Cream consists of milkfat and some milk solids.  The milkfat is a fat, not a protien.  None the less, cream contains cassein, a protien found in milk.  This can cause the cream to break if heated too much, or combined with an acidic ingredient.  But just as milk can be combined with acidic cheese, and heated and stirred to form a homogeneous sauce, without breaking, so to can the heavy cream.  Heating it won't cause it to sour.  But it can cause it to break if not done properly.  Just as in milk, the protiens found in cream will clump together (break).  Please see the link: Cooking Tips: Cream

As for your your dish developing an off taste, there are sugars in cream as well.  The sugars and protiens can and will stick to the bottom of the pan and scorch.  This will give you an off flavor.  Gently heating you dish will make it pleasantly hot to eat, without ruining the flavor. 

My recommendation, the microwave is your freind.  If you don't want to use a microwave, then heat over low heat, stirring frequently, or heat in a double boiler, as was suggested previously in this thread.

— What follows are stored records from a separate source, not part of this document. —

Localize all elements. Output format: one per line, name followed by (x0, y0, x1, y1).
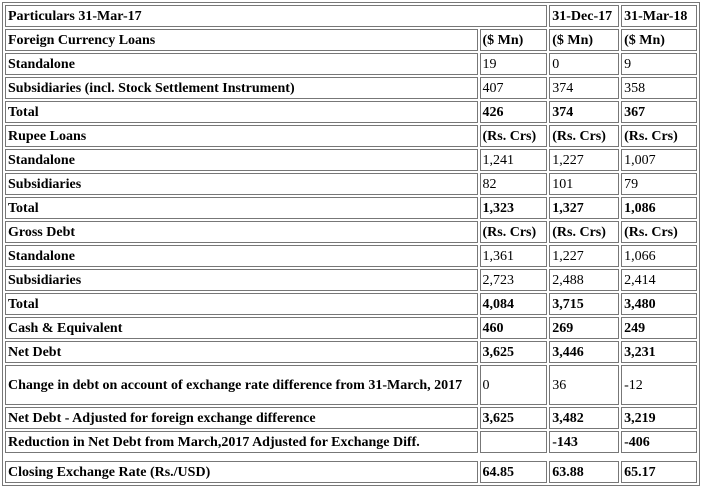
cell-dec17: 1,227 (549, 149, 620, 171)
cell-mar18: 2,414 (621, 269, 697, 291)
row-label: Total (5, 293, 478, 315)
cell-mar18: (Rs. Crs) (621, 125, 697, 147)
table-row: Total 426 374 367 (5, 101, 697, 123)
table-row: Reduction in Net Debt from March,2017 Ad… (5, 431, 697, 453)
cell-mar18: 1,007 (621, 149, 697, 171)
table-row: Net Debt - Adjusted for foreign exchange… (5, 407, 697, 429)
cell-mar18: 3,219 (621, 407, 697, 429)
row-label: Net Debt (5, 341, 478, 363)
row-label: Subsidiaries (incl. Stock Settlement Ins… (5, 77, 478, 99)
header-row: Particulars 31-Mar-17 31-Dec-17 31-Mar-1… (5, 5, 697, 27)
cell-mar18: -12 (621, 365, 697, 405)
header-mar18: 31-Mar-18 (621, 5, 697, 27)
cell-dec17: 374 (549, 77, 620, 99)
row-label: Closing Exchange Rate (Rs./USD) (5, 461, 478, 483)
table-row: Cash & Equivalent 460 269 249 (5, 317, 697, 339)
cell-mar18: 249 (621, 317, 697, 339)
cell-mar18: 9 (621, 53, 697, 75)
table-row: Standalone 1,241 1,227 1,007 (5, 149, 697, 171)
cell-dec17: 101 (549, 173, 620, 195)
header-particulars: Particulars 31-Mar-17 (5, 5, 548, 27)
cell-mar18: 3,480 (621, 293, 697, 315)
cell-mar17: 407 (479, 77, 548, 99)
table-row: Change in debt on account of exchange ra… (5, 365, 697, 405)
cell-mar17: 1,361 (479, 245, 548, 267)
table-row: Total 4,084 3,715 3,480 (5, 293, 697, 315)
table-row: Gross Debt (Rs. Crs) (Rs. Crs) (Rs. Crs) (5, 221, 697, 243)
cell-mar18: ($ Mn) (621, 29, 697, 51)
row-label: Total (5, 197, 478, 219)
cell-dec17: 3,482 (549, 407, 620, 429)
cell-mar17: 460 (479, 317, 548, 339)
row-label: Foreign Currency Loans (5, 29, 478, 51)
cell-mar17: (Rs. Crs) (479, 125, 548, 147)
cell-mar17: 426 (479, 101, 548, 123)
row-label: Subsidiaries (5, 173, 478, 195)
row-label: Change in debt on account of exchange ra… (5, 365, 478, 405)
cell-mar17: 0 (479, 365, 548, 405)
row-label: Standalone (5, 149, 478, 171)
cell-dec17: 1,327 (549, 197, 620, 219)
cell-mar18: 367 (621, 101, 697, 123)
header-dec17: 31-Dec-17 (549, 5, 620, 27)
cell-dec17: 2,488 (549, 269, 620, 291)
table-row: Standalone 1,361 1,227 1,066 (5, 245, 697, 267)
cell-dec17: -143 (549, 431, 620, 453)
cell-dec17: ($ Mn) (549, 29, 620, 51)
cell-dec17: (Rs. Crs) (549, 221, 620, 243)
cell-mar18: 1,086 (621, 197, 697, 219)
cell-mar17: (Rs. Crs) (479, 221, 548, 243)
table-row: Total 1,323 1,327 1,086 (5, 197, 697, 219)
cell-mar18: 79 (621, 173, 697, 195)
cell-dec17: 269 (549, 317, 620, 339)
cell-mar17 (479, 431, 548, 453)
cell-mar17: 4,084 (479, 293, 548, 315)
cell-mar18: 1,066 (621, 245, 697, 267)
cell-mar17: 3,625 (479, 407, 548, 429)
cell-mar18: 3,231 (621, 341, 697, 363)
cell-mar17: 64.85 (479, 461, 548, 483)
table-row: Foreign Currency Loans ($ Mn) ($ Mn) ($ … (5, 29, 697, 51)
cell-dec17: 3,715 (549, 293, 620, 315)
table-row: Rupee Loans (Rs. Crs) (Rs. Crs) (Rs. Crs… (5, 125, 697, 147)
table-row: Subsidiaries 82 101 79 (5, 173, 697, 195)
cell-dec17: 374 (549, 101, 620, 123)
cell-mar18: (Rs. Crs) (621, 221, 697, 243)
cell-dec17: 0 (549, 53, 620, 75)
cell-mar17: 82 (479, 173, 548, 195)
cell-mar17: 2,723 (479, 269, 548, 291)
cell-mar17: 1,323 (479, 197, 548, 219)
cell-mar18: -406 (621, 431, 697, 453)
cell-mar17: ($ Mn) (479, 29, 548, 51)
row-label: Gross Debt (5, 221, 478, 243)
row-label: Reduction in Net Debt from March,2017 Ad… (5, 431, 478, 453)
row-label: Standalone (5, 245, 478, 267)
cell-mar17: 3,625 (479, 341, 548, 363)
cell-mar17: 1,241 (479, 149, 548, 171)
row-label: Rupee Loans (5, 125, 478, 147)
table-row: Net Debt 3,625 3,446 3,231 (5, 341, 697, 363)
cell-mar18: 65.17 (621, 461, 697, 483)
row-label: Subsidiaries (5, 269, 478, 291)
spacer-cell (5, 455, 697, 459)
cell-mar17: 19 (479, 53, 548, 75)
table-row: Closing Exchange Rate (Rs./USD) 64.85 63… (5, 461, 697, 483)
table-row: Standalone 19 0 9 (5, 53, 697, 75)
table-row: Subsidiaries (incl. Stock Settlement Ins… (5, 77, 697, 99)
row-label: Net Debt - Adjusted for foreign exchange… (5, 407, 478, 429)
cell-dec17: (Rs. Crs) (549, 125, 620, 147)
cell-dec17: 3,446 (549, 341, 620, 363)
cell-dec17: 1,227 (549, 245, 620, 267)
spacer-row (5, 455, 697, 459)
cell-dec17: 63.88 (549, 461, 620, 483)
row-label: Total (5, 101, 478, 123)
row-label: Standalone (5, 53, 478, 75)
cell-mar18: 358 (621, 77, 697, 99)
table-row: Subsidiaries 2,723 2,488 2,414 (5, 269, 697, 291)
cell-dec17: 36 (549, 365, 620, 405)
row-label: Cash & Equivalent (5, 317, 478, 339)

Also remember that herbs and spices will continue to give out their flavors as time continues.  The flavors also become better dispersed within the dish.  This could also be a factor in the final flavor of you dish.

Hope these ideas help.

Seeeeeya; Goodweed of the North


----------



## zfranca (Sep 26, 2010)

For cream based sauces it is best to use a heavy bottom saucepan to avoid scorching, (this will cause an off flavor) and after it comes to boil, simmer it just enough until you achieve the consistency you want otherwise your cream will disappear very fast.


----------